The San Francisco Museum of Modern Art (SFMOMA) will present Jack Stauffacher: Selections from the Permanent Collection of Architecture and Design from March 2 through June 20, 2002. Featuring approximately twenty-five prints drawn from three recently acquired portfolios, the exhibition highlights the experimental work of Jack Stauffacher, who has operated the Greenwood Press in San Francisco’s North Beach area since 1947 and is widely considered to be one of the pre-eminent letterpress printers/book designers in the Bay Area. The exhibition was organized by Darrin Alfred, SFMOMA’s curatorial associate for architecture and design, in conjunction with Joseph Rosa, the Museum’s new Helen Hilton Raiser Curator of Architecture and Design.
Jack Stauffacher first became enchanted with the craft of lead type and letterpress printing as a young boy; he established the first incarnation of the Greenwood Press in 1936, naming it for the street where he and his father built it, behind the family home in San Mateo, California. In 1955 Stauffacher was awarded a Fulbright scholarship for study in Italy, where he spent three years studying the Renaissance Florentine printers; at the same time he explored his interest in the theories of the Bauhaus and the Constructivists. He subsequently held an academic post at the Carnegie Institute of Technology (now Carnegie Mellon) and the position of Typographic Director at the Stanford University Press. In 1966 Stauffacher established the reincarnation of the Greenwood Press at 300 Broadway in San Francisco, where it continues to flourish today.

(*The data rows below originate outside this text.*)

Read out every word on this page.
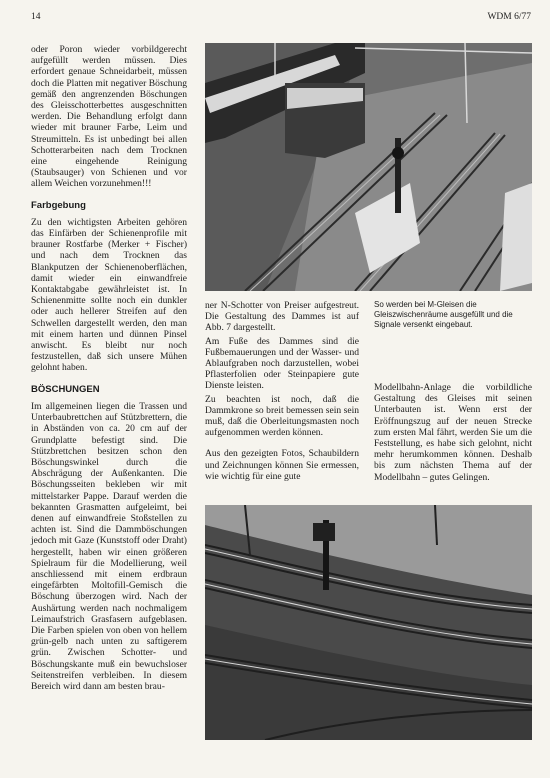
14	WDM 6/77

oder Poron wieder vorbildgerecht aufgefüllt werden müssen. Dies erfordert genaue Schneidarbeit, müssen doch die Platten mit negativer Böschung gemäß den angrenzenden Böschungen des Gleisschotterbettes ausgeschnitten werden. Die Behandlung erfolgt dann wieder mit brauner Farbe, Leim und Streumitteln. Es ist unbedingt bei allen Schotterarbeiten nach dem Trocknen eine eingehende Reinigung (Staubsauger) von Schienen und vor allem Weichen vorzunehmen!!!

Farbgebung

Zu den wichtigsten Arbeiten gehören das Einfärben der Schienenprofile mit brauner Rostfarbe (Merker + Fischer) und nach dem Trocknen das Blankputzen der Schienenoberflächen, damit wieder ein einwandfreie Kontaktabgabe gewährleistet ist. In Schienenmitte sollte noch ein dunkler oder auch hellerer Streifen auf den Schwellen dargestellt werden, den man mit einem harten und dünnen Pinsel anwischt. Es bleibt nur noch festzustellen, daß sich unsere Mühen gelohnt haben.

BÖSCHUNGEN

Im allgemeinen liegen die Trassen und Unterbaubrettchen auf Stützbrettern, die in Abständen von ca. 20 cm auf der Grundplatte befestigt sind. Die Stützbrettchen besitzen schon den Böschungswinkel durch die Abschrägung der Außenkanten. Die Böschungsseiten bekleben wir mit mittelstarker Pappe. Darauf werden die bekannten Grasmatten aufgeleimt, bei denen auf einwandfreie Stoßstellen zu achten ist. Sind die Dammböschungen jedoch mit Gaze (Kunststoff oder Draht) hergestellt, haben wir einen größeren Spielraum für die Modellierung, weil anschliessend mit einem erdbraun eingefärbten Moltofill-Gemisch die Böschung überzogen wird. Nach der Aushärtung werden nach nochmaligem Leimaufstrich Grasfasern aufgeblasen. Die Farben spielen von oben von hellem grün-gelb nach unten zu saftigerem grün. Zwischen Schotter- und Böschungskante muß ein bewuchsloser Seitenstreifen verbleiben. In diesem Bereich wird dann am besten brau-

So werden bei M-Gleisen die Gleiszwischenräume ausgefüllt und die Signale versenkt eingebaut.

ner N-Schotter von Preiser aufgestreut. Die Gestaltung des Dammes ist auf Abb. 7 dargestellt.

Am Fuße des Dammes sind die Fußbemauerungen und der Wasser- und Ablaufgraben noch darzustellen, wobei Pflasterfolien oder Steinpapiere gute Dienste leisten.

Zu beachten ist noch, daß die Dammkrone so breit bemessen sein sein muß, daß die Oberleitungsmasten noch aufgenommen werden können.

Aus den gezeigten Fotos, Schaubildern und Zeichnungen können Sie ermessen, wie wichtig für eine gute

Modellbahn-Anlage die vorbildliche Gestaltung des Gleises mit seinen Unterbauten ist. Wenn erst der Eröffnungszug auf der neuen Strecke zum ersten Mal fährt, werden Sie um die Feststellung, es habe sich gelohnt, nicht mehr herumkommen können. Deshalb bis zum nächsten Thema auf der Modellbahn – gutes Gelingen.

As seen in the exhibition, Stauffacher’s work embodies a unique blend of traditional typography and modern design. He works in the letterpress tradition but also transcends the boundaries of typographical conventions, using traditional woodblock letterforms to create semi-abstract graphic compositions. The centerpiece of the Museum’s presentation, a portfolio of ten prints entitled Wooden Letters from 300 Broadway, 1998, is an exercise in typography, lettering and composition in the tradition of the Russian Constructivists. In the series, Stauffacher utilized large nineteenth-century wooden type, culled from a small collection presented to him by a neighboring tenant in the 300 Broadway building whose business was printing posters. Impressions from the wooden forms are used as sculptural shapes placed (seemingly) randomly on the page, devoid of the literal meaning gained by placing them in legible sequence. The result heightens the viewer’s sense of type, ink, paper, form and space.
Also included in the exhibition are examples from the series On and Off Inking, 1990, in which Stauffacher varies the intensity of the inks and mixes them with solvent, causing the pigment to drip down the page; and selections from his earlier Wooden Letters, 1970, series.